Update docs & formatting

IgorSwat · IgorSwat · commit 377f6596b7a7 · 2026-03-09T10:11:12.000+01:00
diff --git a/.cspell-wordlist.txt b/.cspell-wordlist.txt
@@ -127,3 +127,4 @@ detr
 metaprogramming
 ktlint
 lefthook
+espeak
diff --git a/docs/docs/03-hooks/01-natural-language-processing/useTextToSpeech.md b/docs/docs/03-hooks/01-natural-language-processing/useTextToSpeech.md
@@ -82,17 +82,24 @@ You need more details? Check the following resources:
 
 ## Running the model
 
-The module provides two ways to generate speech:
+The module provides two ways to generate speech using either raw text or pre-generated phonemes:
 
-1.  [**`forward(text, speed)`**](../../06-api-reference/interfaces/TextToSpeechType.md#forward): Generates the complete audio waveform at once. Returns a promise resolving to a `Float32Array`.
+### Using Text
+
+1.  [**`forward({ text, speed })`**](../../06-api-reference/interfaces/TextToSpeechType.md#forward): Generates the complete audio waveform at once. Returns a promise resolving to a `Float32Array`.

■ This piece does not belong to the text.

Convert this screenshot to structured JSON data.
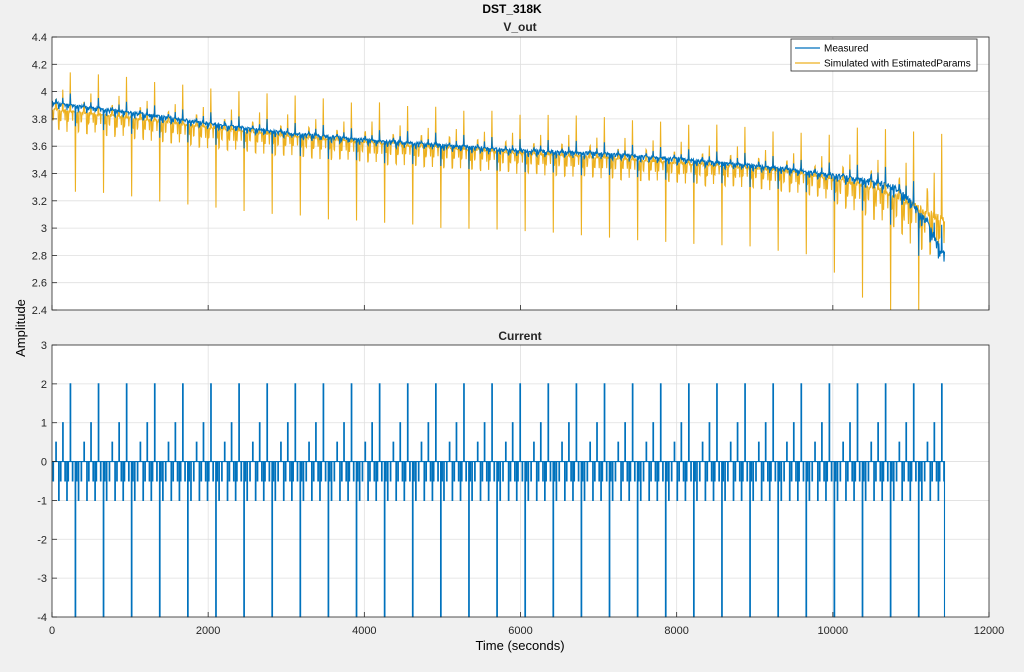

+2.  [**`stream({ text, speed, onNext, ... })`**](../../06-api-reference/interfaces/TextToSpeechType.md#stream): An async generator that yields chunks of audio as they are computed. This is ideal for reducing the "time to first audio" for long sentences.
+
+### Using Phonemes
+
+If you have pre-computed phonemes (e.g., from an external dictionary or a custom G2P model), you can skip the internal phoneme generation step:
+
+1.  [**`forwardFromPhonemes({ phonemes, speed })`**](../../06-api-reference/interfaces/TextToSpeechType.md#forwardfromphonemes): Generates the complete audio waveform from a phoneme string.
+2.  [**`streamFromPhonemes({ phonemes, speed, onNext, ... })`**](../../06-api-reference/interfaces/TextToSpeechType.md#streamfromphonemes): Streams audio chunks generated from a phoneme string.
 
 :::note
-Since it processes the entire text at once, it might take a significant amount of time to produce an audio for long text inputs.
+Since `forward` and `forwardFromPhonemes` process the entire input at once, they might take a significant amount of time to produce audio for long inputs.
 :::
 
-2.  [**`stream({ text, speed })`**](../../06-api-reference/interfaces/TextToSpeechType.md#stream): An async generator that yields chunks of audio as they are computed.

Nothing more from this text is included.